My to-do list for the day is going to come from God. He will let me know what I need to do, and how to do it, and I will have enough energy and ambition to accomplish ONLY that in my day. And right now that to-do list is this: be a mommy, be a wife, be a friend. That's it. It doesn't say: be a waitress, a cook, a cleaning lady, a saint, a missionary, a lawn care maintenance person, a model, a military sargeant, a plumber, a TV critic, a Kindergarten teacher, a craft maven, a seamstress, a doctor and a punching bag. All those things that are sometimes my self-appointed roles are not necessary. My kids just want me. That doesn't mean I'm on the floor playing Disney Cars and super heros all day. But I CAN, if I WANT to, even if that means I don't sweep up the crumbs from lunch under the table first. My kids will remember me, and not a ring around the tub. They will remember me, and not what I made them for lunch, but how I chatted with them while I made it. They will remember me, and not how much I exercised, but that I played tag with them. They will remember me, and not the dust bunnies that collected under the couch.
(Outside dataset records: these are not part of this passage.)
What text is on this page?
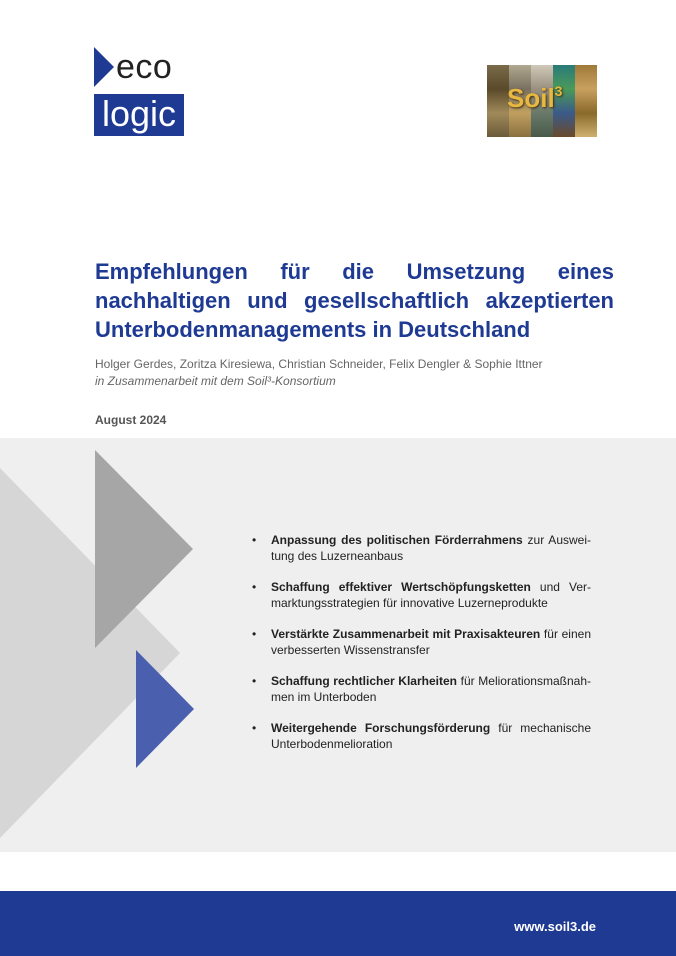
eco
logic	Soil$^3$
Empfehlungen für die Umsetzung eines nachhaltigen und gesellschaftlich akzeptierten Unterbodenmanagements in Deutschland
Holger Gerdes, Zoritza Kiresiewa, Christian Schneider, Felix Dengler & Sophie Ittner
in Zusammenarbeit mit dem Soil³-Konsortium
August 2024
• Anpassung des politischen Förderrahmens zur Auswei-tung des Luzerneanbaus
• Schaffung effektiver Wertschöpfungsketten und Ver-marktungsstrategien für innovative Luzerneprodukte
• Verstärkte Zusammenarbeit mit Praxisakteuren für einen verbesserten Wissenstransfer
• Schaffung rechtlicher Klarheiten für Meliorationsmaßnah-men im Unterboden
• Weitergehende Forschungsförderung für mechanische Unterbodenmelioration
www.soil3.de
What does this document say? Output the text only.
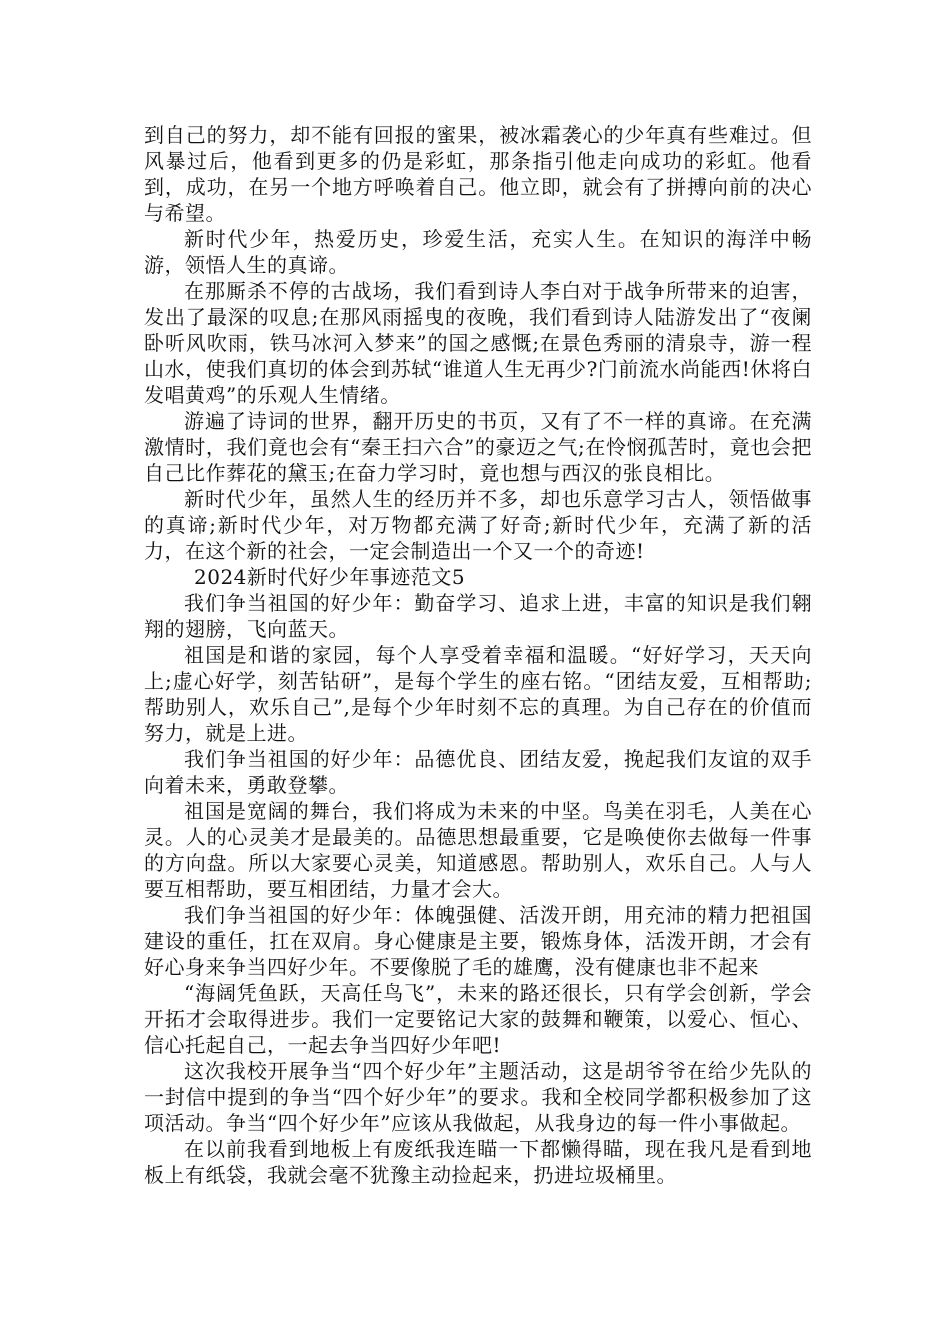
到自己的努力，却不能有回报的蜜果，被冰霜袭心的少年真有些难过。但风暴过后，他看到更多的仍是彩虹，那条指引他走向成功的彩虹。他看到，成功，在另一个地方呼唤着自己。他立即，就会有了拼搏向前的决心与希望。

新时代少年，热爱历史，珍爱生活，充实人生。在知识的海洋中畅游，领悟人生的真谛。

在那厮杀不停的古战场，我们看到诗人李白对于战争所带来的迫害，发出了最深的叹息;在那风雨摇曳的夜晚，我们看到诗人陆游发出了“夜阑卧听风吹雨，铁马冰河入梦来”的国之感慨;在景色秀丽的清泉寺，游一程山水，使我们真切的体会到苏轼“谁道人生无再少?门前流水尚能西!休将白发唱黄鸡”的乐观人生情绪。

游遍了诗词的世界，翻开历史的书页，又有了不一样的真谛。在充满激情时，我们竟也会有“秦王扫六合”的豪迈之气;在怜悯孤苦时，竟也会把自己比作葬花的黛玉;在奋力学习时，竟也想与西汉的张良相比。

新时代少年，虽然人生的经历并不多，却也乐意学习古人，领悟做事的真谛;新时代少年，对万物都充满了好奇;新时代少年，充满了新的活力，在这个新的社会，一定会制造出一个又一个的奇迹!

2024新时代好少年事迹范文5

我们争当祖国的好少年：勤奋学习、追求上进，丰富的知识是我们翱翔的翅膀，飞向蓝天。

祖国是和谐的家园，每个人享受着幸福和温暖。“好好学习，天天向上;虚心好学，刻苦钻研”，是每个学生的座右铭。“团结友爱，互相帮助;帮助别人，欢乐自己”,是每个少年时刻不忘的真理。为自己存在的价值而努力，就是上进。

我们争当祖国的好少年：品德优良、团结友爱，挽起我们友谊的双手向着未来，勇敢登攀。

祖国是宽阔的舞台，我们将成为未来的中坚。鸟美在羽毛，人美在心灵。人的心灵美才是最美的。品德思想最重要，它是唤使你去做每一件事的方向盘。所以大家要心灵美，知道感恩。帮助别人，欢乐自己。人与人要互相帮助，要互相团结，力量才会大。

我们争当祖国的好少年：体魄强健、活泼开朗，用充沛的精力把祖国建设的重任，扛在双肩。身心健康是主要，锻炼身体，活泼开朗，才会有好心身来争当四好少年。不要像脱了毛的雄鹰，没有健康也非不起来

“海阔凭鱼跃，天高任鸟飞”，未来的路还很长，只有学会创新，学会开拓才会取得进步。我们一定要铭记大家的鼓舞和鞭策，以爱心、恒心、信心托起自己，一起去争当四好少年吧!

这次我校开展争当“四个好少年”主题活动，这是胡爷爷在给少先队的一封信中提到的争当“四个好少年”的要求。我和全校同学都积极参加了这项活动。争当“四个好少年”应该从我做起，从我身边的每一件小事做起。

在以前我看到地板上有废纸我连瞄一下都懒得瞄，现在我凡是看到地板上有纸袋，我就会毫不犹豫主动捡起来，扔进垃圾桶里。
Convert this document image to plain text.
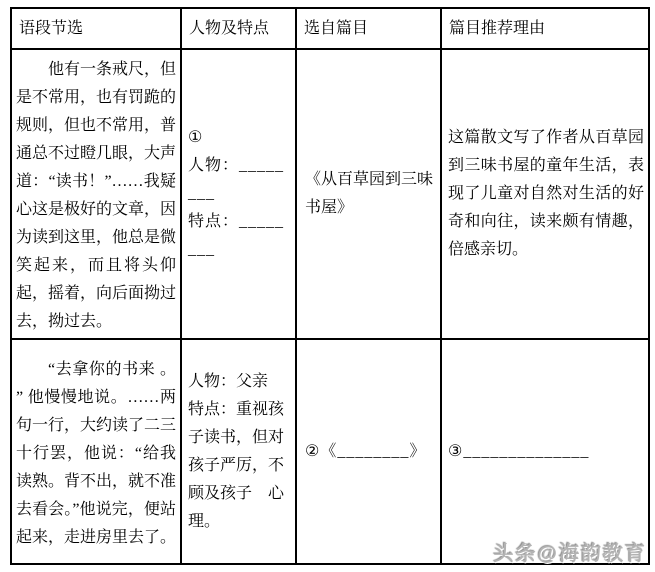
语段节选	人物及特点	选自篇目	篇目推荐理由

他有一条戒尺，但是不常用，也有罚跪的规则，但也不常用，普通总不过瞪几眼，大声道：“读书！”……我疑心这是极好的文章，因为读到这里，他总是微笑起来，而且将头仰起，摇着，向后面拗过去，拗过去。	①
人物：________
特点：________	《从百草园到三味书屋》	这篇散文写了作者从百草园到三味书屋的童年生活，表现了儿童对自然对生活的好奇和向往，读来颇有情趣，倍感亲切。

“去拿你的书来 。 ” 他慢慢地说。……两句一行，大约读了二三十行罢，他说：“给我读熟。背不出，就不准去看会。”他说完，便站起来，走进房里去了。	人物：父亲
特点：重视孩子读书，但对孩子严厉，不顾及孩子　心理。	②《________》	③______________
头条@海韵教育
What IS important? What is my GOD-GIVEN to-do list? His yolk is easy, His burden is light. He will not give me so much to do that I can't do it. Now I just have to turn off, or tune out of all the other influences that make me think I have to be more. That I need to be cooking organic vegetables, doing yoga, fitting into a size 6, wearing jewellery even though I'm at home, and creating paper-maché forts for my kids. What I love about God's to-do list is that it doesn't say any of that. It just says, "be you".